Movie Review ~ Shepherd

The Facts:

Synopsis: Haunted by the recent death of his wife, widower Eric Black seeks solitude as a shepherd on a remote Scottish island. As the bleak desolation of the foreboding landscape and terrifying visions overwhelm him, Eric is pushed to the brink of madness.
Stars: Tom Hughes, Kate Dickie, Gaia Weiss, Greta Scacchi
Director: Russell Owen
Rated: R
Running Length: 103 minutes
TMMM Score: (5/10)
Review:  If you are anything like me, when you’re exhausted and not wanting to put forth much effort, there are types of movies you look for as you scroll through a queue on a streaming service by going off the displayed image alone. Maybe you’ll read the description. Maybe you’ll watch a trailer (for me, the first 30 seconds or so). Maybe you’ll do a quick IMDb search to ensure the film doesn’t have a 2.2-user rating. Usually, though, you point, click, and go for it. Shepherd is a film you watch because you’ve gone to the horror section, seen the creepy cover, read the words “remote Scottish island,” and decided that brief blurb sold you.

A recent widower (Tom Hughes, Infinite) struggles to adjust to life without his wife, who had perished in a car accident and whose body was never recovered. Early on, there’s a suggestion from his mother (Greta Scacchi, so glamorous in 1990s Presumed Innocent, now dressed to look like a potato sack marm) that the wife had affairs. Perhaps that’s why the man can’t fully reconcile with her death…or the loss of the baby she was carrying at the time. Over coffee, he finds a want ad for a shepherd with lodging in a lighthouse on a desolate piece of land off Scotland’s coast and seizes that opportunity to escape his memories. 

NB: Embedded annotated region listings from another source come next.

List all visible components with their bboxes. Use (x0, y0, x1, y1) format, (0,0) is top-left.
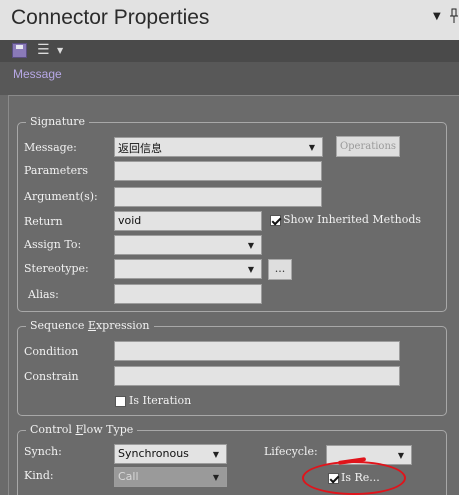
show-inherited-label: Show Inherited Methods (283, 213, 422, 226)
condition-field[interactable] (114, 341, 400, 361)
chevron-down-icon: ▼ (247, 265, 254, 274)
tab-message[interactable]: Message (13, 67, 62, 81)
arguments-label: Argument(s): (24, 190, 98, 203)
show-inherited-checkbox[interactable] (270, 215, 281, 226)
menu-icon[interactable]: ☰ (37, 42, 50, 58)
kind-select[interactable]: Call ▼ (114, 467, 227, 487)
stereotype-select[interactable]: ▼ (114, 259, 262, 279)
is-iteration-label: Is Iteration (129, 394, 192, 407)
arguments-field[interactable] (114, 187, 322, 207)
message-label: Message: (24, 141, 77, 154)
message-select-value: 返回信息 (118, 142, 162, 155)
sequence-expression-legend: Sequence Expression (26, 319, 154, 332)
alias-label: Alias: (28, 288, 59, 301)
assign-to-select[interactable]: ▼ (114, 235, 262, 255)
synch-label: Synch: (24, 445, 62, 458)
stereotype-browse-button[interactable]: ... (268, 259, 292, 280)
constraint-label: Constrain (24, 370, 79, 383)
constraint-field[interactable] (114, 366, 400, 386)
dropdown-arrow-icon[interactable]: ▼ (433, 11, 441, 22)
parameters-label: Parameters (24, 164, 89, 177)
signature-legend: Signature (26, 115, 90, 128)
chevron-down-icon: ▼ (212, 450, 219, 459)
message-select[interactable]: 返回信息 ▼ (114, 137, 323, 157)
tab-divider (8, 95, 459, 96)
stereotype-label: Stereotype: (24, 262, 89, 275)
alias-field[interactable] (114, 284, 262, 304)
pin-icon[interactable] (449, 8, 459, 24)
annotation-circle (302, 461, 406, 495)
window-title: Connector Properties (11, 6, 210, 29)
control-flow-legend: Control Flow Type (26, 423, 138, 436)
window-header: Connector Properties ▼ (0, 0, 459, 40)
chevron-down-icon: ▼ (212, 473, 219, 482)
condition-label: Condition (24, 345, 79, 358)
synch-select[interactable]: Synchronous ▼ (114, 444, 227, 464)
kind-value: Call (118, 470, 139, 483)
parameters-field[interactable] (114, 161, 322, 181)
chevron-down-icon: ▼ (397, 451, 404, 460)
return-field[interactable]: void (114, 211, 262, 231)
menu-caret-icon[interactable]: ▼ (57, 46, 63, 55)
panel-left-border (8, 95, 9, 495)
kind-label: Kind: (24, 469, 54, 482)
chevron-down-icon: ▼ (247, 241, 254, 250)
return-label: Return (24, 215, 63, 228)
tab-bar: Message (0, 62, 459, 95)
is-iteration-checkbox[interactable] (115, 396, 126, 407)
toolbar: ☰ ▼ (0, 40, 459, 62)
assign-to-label: Assign To: (24, 238, 82, 251)
lifecycle-label: Lifecycle: (264, 445, 318, 458)
chevron-down-icon: ▼ (308, 143, 315, 152)
save-icon[interactable] (12, 43, 27, 58)
return-field-value: void (118, 214, 142, 227)
operations-button[interactable]: Operations (336, 136, 400, 157)
synch-value: Synchronous (118, 447, 189, 460)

Wouldn’t you know it, alone with just his dog and several sheep to keep him company, all he has are dark recollections of the past that begin to haunt his present? The grizzled boat captain with the milky eye (Kate Dickie, Prometheus) who brought him over speaks as if she can see through secrets he has hidden away, but does she have something to do with the odd occurrences which start to happen to him? What of the figure in black that appears as a harbinger of doom and draws ever closer, urging him to repent? Are these happenings all in his mind, the result of a grief-stricken husband that hasn’t yet fully dealt with his loss, or are they the result of guilt manifested as supernatural spooks biting at his heels for eternity? What if it’s not in his mind, and something genuinely is out to get him?

I want to say that writer/director Russell Owen’s chilly thriller cuts some new ground in the genre, but Shepherd is a generic ghost tale that otherwise gets the job done much of the time. Working through a pre-made checklist of necessary things that go bump in the run-down lighthouse, Owen creates a pleasant mood for most of his feature film but never makes a case for it being anything you feel the need to recommend to a friend. It simply suits its purpose, and that’s that. Shock jolts arrive and dissipate, tension mounts and releases, the sun goes down, and it comes up. You can hear the pages flipping, almost as if Owen and his crew are working through a textbook.

Not one to completely write off, Shepherd does have good work from Hughes and especially the dependable Dickie who never met a line she can’t make into some ominous portent of doom. Primarily a solo exercise for Hughes, it helps that the actor holds our attention for most of the (too long) run time. Would this have been trimmed up to 80-ish minutes, it would have allowed the tension to remain tighter longer and kept the weaker passages filled with paint-by-numbers drama out of it completely. If you toss this one on around 9:15 pm, you’ll be through by 11:00 pm and ready to jump into bed with a nice little zing of fright. Any earlier, and you’ll be wanting more to fill your plate; any later, and you’ll be snoozing.